Вожди стали произносить длинные речи. Пленники не понимали ни слова, но знали, что решается их участь. Они прощались с жизнью. Джек Маллон опять тихо плакал, закрыв лицо руками.
Воины сначала слушали своих вождей в полном молчании. Но мало-помалу многие из них стали кричать, о чем-то споря. Некоторые даже повскакали со своих мест и выбежали на середину круга. Но Эмаи угрожающе обвел их взором, и они стихли. Вожди тоже ожесточенно спорили между собой и чуть не дрались. Одного особенно крикливого вождя Эмаи даже выгнал с собрания. Заседание это продолжалось часа полтора. Окончилось оно длинной речью Эмаи, во время которой все стихло. Судьба пленников была решена.
Матросов вывели на середину круга и поставили в ряд. Каждого из них держали двое дюжих молодцов, хотя пленники и не пытались бежать. Эмаи подошел к самому крайнему из матросов и ударил мэром по голове. Матрос упал мертвым. Толпа восторженно взвыла.

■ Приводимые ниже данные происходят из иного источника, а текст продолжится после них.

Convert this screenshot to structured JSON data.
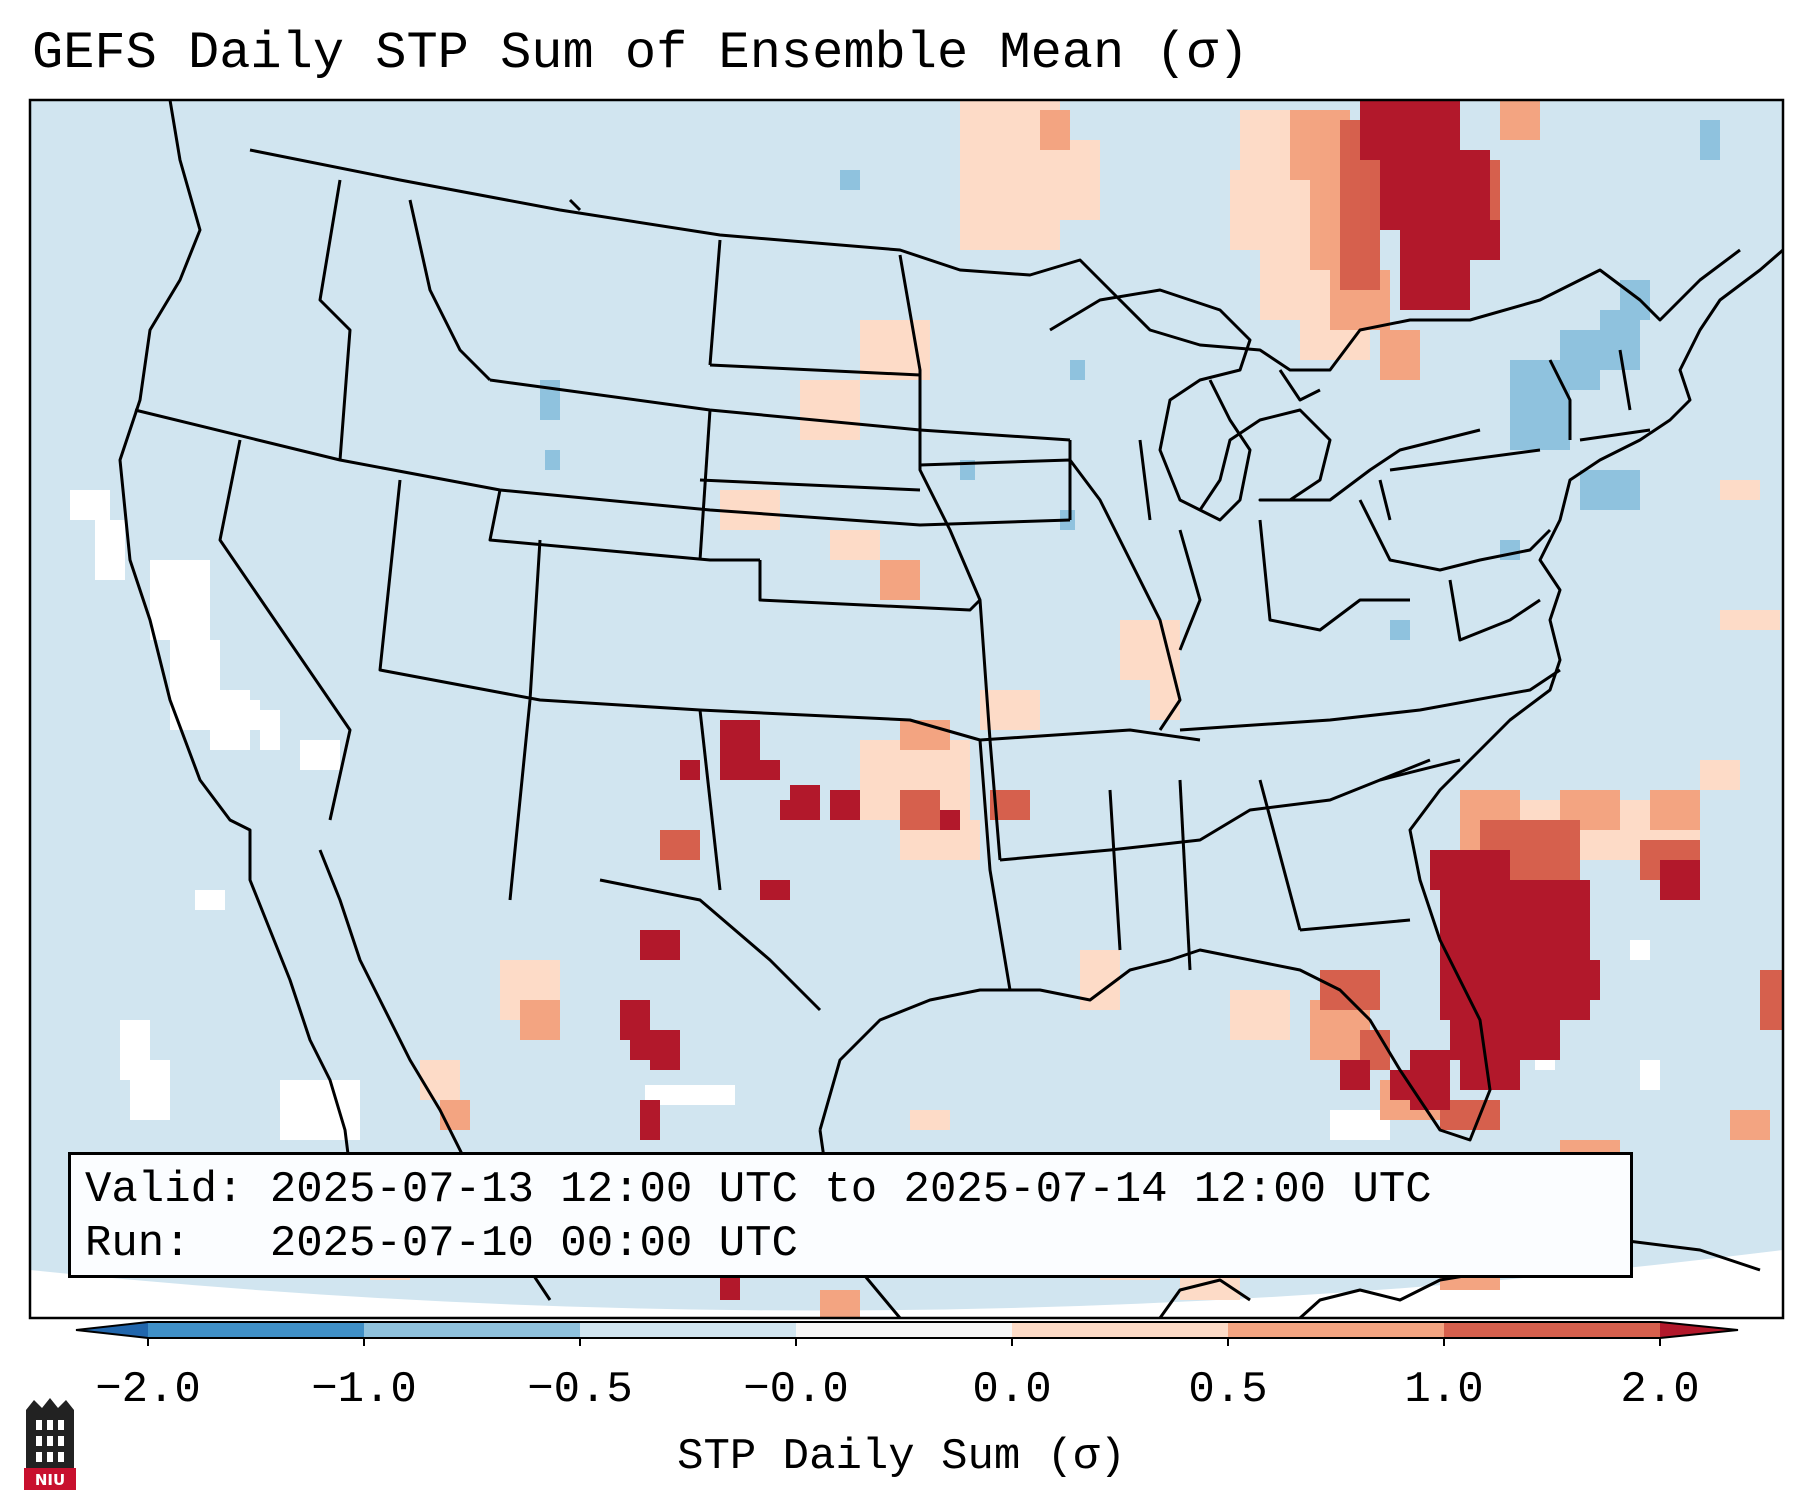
{
  "title": "GEFS Daily STP Sum of Ensemble Mean (σ)",
  "info": {
    "valid_label": "Valid:",
    "valid_value": "2025-07-13 12:00 UTC to 2025-07-14 12:00 UTC",
    "run_label": "Run:",
    "run_value": "2025-07-10 00:00 UTC"
  },
  "colorbar": {
    "label": "STP Daily Sum (σ)",
    "ticks": [
      "−2.0",
      "−1.0",
      "−0.5",
      "−0.0",
      "0.0",
      "0.5",
      "1.0",
      "2.0"
    ],
    "colors": [
      "#3f8fc6",
      "#8fc2de",
      "#d1e5f0",
      "#f7f7f7",
      "#fddbc7",
      "#f3a481",
      "#d6604d",
      "#b2182b"
    ],
    "extend": "both"
  },
  "palette": {
    "background_level": "#d1e5f0",
    "neutral": "#ffffff",
    "weak_positive": "#fddbc7",
    "moderate_positive": "#f3a481",
    "strong_positive": "#d6604d",
    "extreme_positive": "#b2182b",
    "weak_negative": "#8fc2de"
  },
  "logo_text": "NIU",
  "icons": {
    "logo": "niu-tower-logo-icon"
  }
}
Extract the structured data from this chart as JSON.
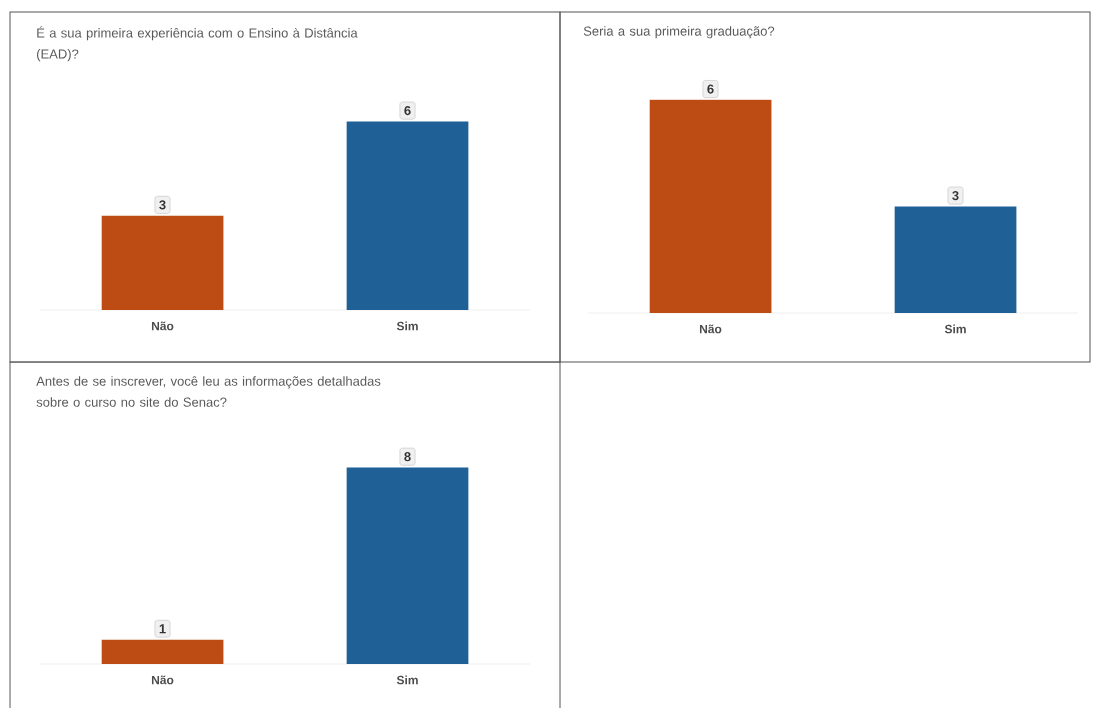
{
  "chart_data": [
    {
      "type": "bar",
      "title": "É a sua primeira experiência com o Ensino à Distância (EAD)?",
      "categories": [
        "Não",
        "Sim"
      ],
      "values": [
        3,
        6
      ],
      "colors": [
        "#bd4b14",
        "#1f6096"
      ],
      "data_labels": true
    },
    {
      "type": "bar",
      "title": "Seria a sua primeira graduação?",
      "categories": [
        "Não",
        "Sim"
      ],
      "values": [
        6,
        3
      ],
      "colors": [
        "#bd4b14",
        "#1f6096"
      ],
      "data_labels": true
    },
    {
      "type": "bar",
      "title": "Antes de se inscrever, você leu as informações detalhadas sobre o curso no site do Senac?",
      "categories": [
        "Não",
        "Sim"
      ],
      "values": [
        1,
        8
      ],
      "colors": [
        "#bd4b14",
        "#1f6096"
      ],
      "data_labels": true
    }
  ]
}
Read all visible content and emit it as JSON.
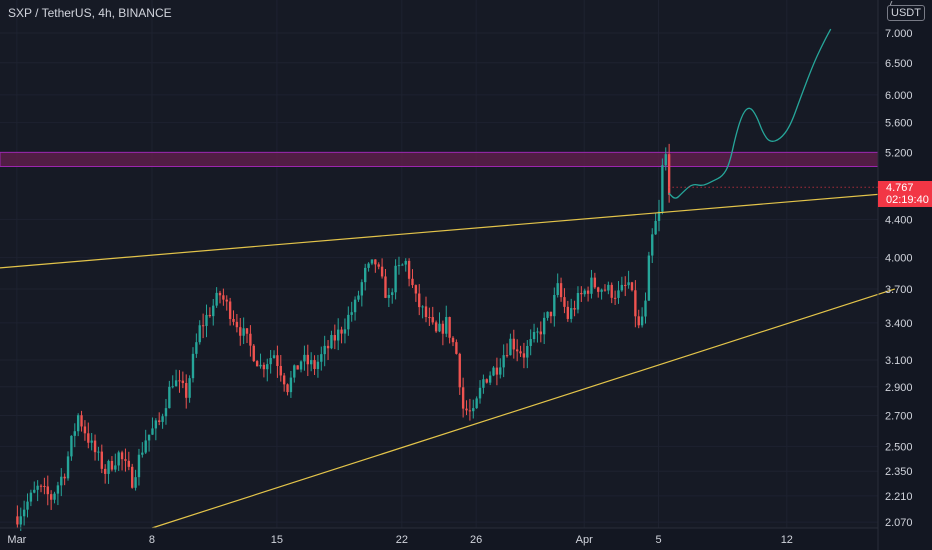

Эмаи медленно шел по ряду. Второго пленника он не тронул, но третьего убил. Пропустив четвертого, он убил пятого. Так убивал он всех нечетных, оставляя в живых четных. И при каждом взмахе его мэра толпа радостно выла.
Рутерфорд стоял девятым. Он должен был быть убит. Он сжал зубы и не проронил ни звука. А стоявший рядом с ним Джек Маллон громко кричал, хотя он был восьмым и казнь ему не угрожала.
Убив седьмого и не взглянув на Маллона, Эмаи подошел к Рутерфорду. Рутерфорд был бледен, но молчал. Вождь уже поднял руку. Но вдруг как будто что-то вспомнил. Рука его медленно повисла. Он с явным восхищением оглядел могучую грудь и широкие плечи моряка. Даровав ему жизнь, он убил десятого и двенадцатого, внезапно перейдя с нечетных номеров на четные.
Шестеро было убито, шестеро осталось в живых. Их звали: Рутерфорд, Джек Маллон, Джон Уотсон, Джон Смит, Джефферсон и Томпсон.
Пир
Трупы капитана, повара, боцмана и шестерых убитых матросов разрубили топорами на части. Топоры были стальные, европейские, украденные с «Агнессы». Пока одни рубили мертвецов, другие копали посреди поляны большие круглые ямы. В эти ямы набросали хворосту и зажгли его. Поверх хвороста наложили камней. Когда камни раскалились до того, что к ним нельзя было притронуться, на них положили куски человеческого мяса. Потом засыпали ямы землей и стали ждать, когда мясо испечется.